X, y = make_classification(n_samples=1000, n_features=2, n_informative=2,
                           n_redundant=0, n_classes=2, random_state=42)
X_train, X_test, y_train, y_test = train_test_split(X, y, test_size=0.3, random_state=42)

model = LogisticRegression(random_state=42)
model.fit(X_train, y_train)
y_pred = model.predict(X_test)
y_proba = model.predict_proba(X_test)[:, 1] # Probabilities of the positive class

print("Accuracy:", accuracy_score(y_test, y_pred))
print("Precision:", precision_score(y_test, y_pred))
print("Recall:", recall_score(y_test, y_pred))
print("F1-score:", f1_score(y_test, y_pred))
print("ROC AUC Score:", roc_auc_score(y_test, y_proba))

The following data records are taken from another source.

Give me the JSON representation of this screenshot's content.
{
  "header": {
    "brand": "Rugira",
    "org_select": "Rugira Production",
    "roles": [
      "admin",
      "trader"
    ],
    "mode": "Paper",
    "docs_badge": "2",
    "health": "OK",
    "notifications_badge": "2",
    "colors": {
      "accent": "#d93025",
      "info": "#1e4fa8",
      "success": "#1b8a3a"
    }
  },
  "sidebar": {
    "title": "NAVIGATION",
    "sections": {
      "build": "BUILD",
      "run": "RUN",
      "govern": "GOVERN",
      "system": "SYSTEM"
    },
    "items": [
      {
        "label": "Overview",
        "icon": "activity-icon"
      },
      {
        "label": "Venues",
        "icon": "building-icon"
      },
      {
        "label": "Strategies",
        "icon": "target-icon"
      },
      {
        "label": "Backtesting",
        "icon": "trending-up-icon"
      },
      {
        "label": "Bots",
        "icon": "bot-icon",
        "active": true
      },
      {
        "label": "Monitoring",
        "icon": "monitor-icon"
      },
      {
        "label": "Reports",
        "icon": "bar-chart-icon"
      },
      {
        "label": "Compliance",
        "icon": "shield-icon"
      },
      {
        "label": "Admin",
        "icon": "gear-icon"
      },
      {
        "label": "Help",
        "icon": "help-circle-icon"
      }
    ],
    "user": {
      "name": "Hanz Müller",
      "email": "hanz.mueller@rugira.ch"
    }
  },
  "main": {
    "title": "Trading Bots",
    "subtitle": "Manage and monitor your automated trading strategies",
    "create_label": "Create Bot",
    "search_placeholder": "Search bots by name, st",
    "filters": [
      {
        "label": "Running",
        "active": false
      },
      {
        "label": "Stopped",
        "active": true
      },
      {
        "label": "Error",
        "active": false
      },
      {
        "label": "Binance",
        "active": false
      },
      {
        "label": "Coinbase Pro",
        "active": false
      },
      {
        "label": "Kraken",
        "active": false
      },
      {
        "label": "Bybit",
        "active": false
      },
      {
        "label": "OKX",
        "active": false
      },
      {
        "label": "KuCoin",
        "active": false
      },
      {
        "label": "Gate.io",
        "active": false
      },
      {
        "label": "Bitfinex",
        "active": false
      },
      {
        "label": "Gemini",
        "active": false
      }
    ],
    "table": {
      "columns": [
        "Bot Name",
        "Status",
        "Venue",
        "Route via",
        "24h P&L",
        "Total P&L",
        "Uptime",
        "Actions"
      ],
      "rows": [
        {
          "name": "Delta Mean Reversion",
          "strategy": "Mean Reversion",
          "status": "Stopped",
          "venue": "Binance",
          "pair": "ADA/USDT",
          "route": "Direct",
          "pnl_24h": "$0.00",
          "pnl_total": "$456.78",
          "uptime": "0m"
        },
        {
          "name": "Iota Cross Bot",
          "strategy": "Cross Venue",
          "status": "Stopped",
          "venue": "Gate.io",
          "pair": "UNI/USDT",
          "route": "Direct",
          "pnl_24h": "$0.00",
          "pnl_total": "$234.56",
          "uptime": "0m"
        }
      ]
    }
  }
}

print("\nConfusion Matrix:\n", confusion_matrix(y_test, y_pred))
print("\nClassification Report:\n", classification_report(y_test, y_pred))

# Plot ROC curve
графии, tpr, thresholds = roc_curve(y_test, y_proba)
plt.figure(figsize=(6, 5))
plt.plot(fpr, tpr, label=f'ROC curve (area = {roc_auc_score(y_test, y_proba):.2f})')
plt.plot([0, 1], [0, 1], 'k--') # Dashed diagonal
plt.xlim([0.0, 1.0])
plt.ylim([0.0, 1.05])
plt.xlabel('False Positive Rate')
plt.ylabel('True Positive Rate')
plt.title('Receiver Operating Characteristic')
plt.legend(loc="lower right")
plt.show()

Regression Metrics:

Mean Squared Error (MSE): Average of the squared differences between predicted and actual values.
Root Mean Squared Error (RMSE): Square root of MSE.
Mean Absolute Error (MAE): Average of the absolute differences.
R-squared (Coefficient of Determination): Proportion of the variance in the dependent variable that is predictable from the independent variables.

import numpy as np
from sklearn.metrics import mean_squared_error, mean_absolute_error, r2_score
from sklearn.linear_model import LinearRegression
from sklearn.model_selection import train_test_split
from sklearn.datasets import make_regression

X, y = make_regression(n_samples=100, n_features=1, noise=10, random_state=0)
X_train, X_test, y_train, y_test = train_test_split(X, y, test_size=0.3, random_state=0)

model = LinearRegression()
model.fit(X_train, y_train)
y_pred = model.predict(X_test)

print("\nMSE:", mean_squared_error(y_test, y_pred))
print("RMSE:", np.sqrt(mean_squared_error(y_test, y_pred)))
print("MAE:", mean_absolute_error(y_test, y_pred))
print("R-squared:", r2_score(y_test, y_pred))

Further Topics:

Nested Cross-Validation
Learning Curves
Validation Curves
Different types of cross-validation (e.g., StratifiedKFold, GroupKFold, TimeSeriesSplit)
Model persistence (saving and loading models using joblib or pickle)

Model selection and evaluation are iterative processes. A thorough understanding of these techniques is essential for developing reliable and high-performing machine learning solutions.